Nevertheless, Mussina hung tough into the sixth inning after the Orioles staked him to a three-run lead in the first. He was in trouble only twice, giving up a run on two hits and a sacrifice fly in the second inning and giving way to reliever Todd Frohwirth after allowing a couple of hits in the sixth.
Frohwirth gave up the second Blue Jays run, but he still pitched impressively in his first regular-season appearance of 1992. He struck out four of the first six batters he faced before Kelly Gruber poked a run-scoring double down the right-field line in the eighth inning.
Left-hander Mike Flanagan also made his first appearance of the year, relieving Frohwirth in the eighth to retire John Olerud on a soft fly ball. He threw just one pitch.
Gomez gets in gear
Third baseman Leo Gomez struggled at the plate all spring, but he is the only Oriole to hit safely in each of the club's first four games. Gomez has five hits in his first 13 at-bats (.385 average), including two hits in yesterday's game. He always has hit well against the Blue Jays, and has a .327 lifetime average (17-for-52) against them.
Lost in the Opening Day shuffle
There was so much going on Monday that no one noticed that Rick Sutcliffe recorded a milestone victory. With the win over the Cleveland Indians, he became only the eighth pitcher to defeat all 26 major-league teams.
Sutcliffe returns to the mound today in the second game of the series against the Blue Jays, facing 1991 World Series Most Valuable Player Jack Morris.
Next in line
The injury that sidelined Blue Jays outfielder Joe Carter on Thursday left Detroit first baseman Cecil Fielder with the second-longest current playing streak in the major leagues. But Cal Ripken isn't exactly hearing footsteps.

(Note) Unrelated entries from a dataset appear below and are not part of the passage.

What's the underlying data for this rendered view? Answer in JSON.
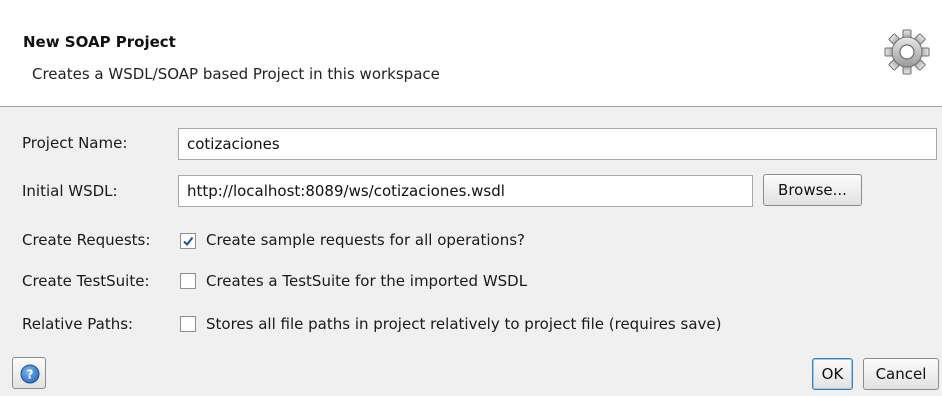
{
  "header": {
    "title": "New SOAP Project",
    "subtitle": "Creates a WSDL/SOAP based Project in this workspace",
    "icon": "gear-icon"
  },
  "form": {
    "project_name": {
      "label": "Project Name:",
      "value": "cotizaciones"
    },
    "initial_wsdl": {
      "label": "Initial WSDL:",
      "value": "http://localhost:8089/ws/cotizaciones.wsdl",
      "browse_label": "Browse..."
    },
    "create_requests": {
      "label": "Create Requests:",
      "checked": true,
      "text": "Create sample requests for all operations?"
    },
    "create_testsuite": {
      "label": "Create TestSuite:",
      "checked": false,
      "text": "Creates a TestSuite for the imported WSDL"
    },
    "relative_paths": {
      "label": "Relative Paths:",
      "checked": false,
      "text": "Stores all file paths in project relatively to project file (requires save)"
    }
  },
  "footer": {
    "help_icon": "help-icon",
    "ok_label": "OK",
    "cancel_label": "Cancel"
  },
  "colors": {
    "help_blue": "#2a6ebd",
    "check_blue": "#1f4f9c"
  }
}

Fielder's streak stands at 218 games, which puts him about 8 1/2 years behind the Ripken streak, now 1,577 games.
Time stands still
The Orioles couldn't play fast enough during the first series at Oriole Park -- averaging just 2 hours, 17 minutes for each of the three games against the Indians -- but they were back to a more Orioles-like pace yesterday. The game lasted 3:01.
The club was one of the slowest-playing teams in baseball a year ago, averaging 2:59 for every home game and 2:53 on the road.
Carter was back in the starting lineup for the Blue Jays home opener after a one-game absence, his first day off since he sat out a game with a bruised shoulder on Sept. 11, 1988. He has been bothered for much of the spring by back soreness, but appeared to be comfortable at the plate.
Anderson slips up
Left fielder Brady Anderson had another good day at the plate, but he made his second error of the year in the outfield when a hit by Carter skipped by him. Carter went to third, but was thrown out moments later trying to score on a bouncer by designated hitter Dave Winfield.
Anderson apparently has had some trouble getting acclimated to the two different surfaces he has played on this year. He was charged with an error in the Orioles opener on a ball that died in the soft outfield at Oriole Park. This time, the ball bounced high off the harder artificial turf and rolled into the left-field corner.
Winfield on the charts
Winfield's next home run will move him into sole possession of 22nd place on the major leagues' all-time list. Winfield joined Brooklyn Dodgers great Duke Snider in 22nd place with a bases-empty home run off Tigers right-hander Walt Terrell on Thursday. It was the 407th home run of his career.
Winfield collected his 2,700th career hit in Monday's season opener. His second-inning double yesterday was his 949th extra-base hit, moving him past Billy Williams into 25th place all time.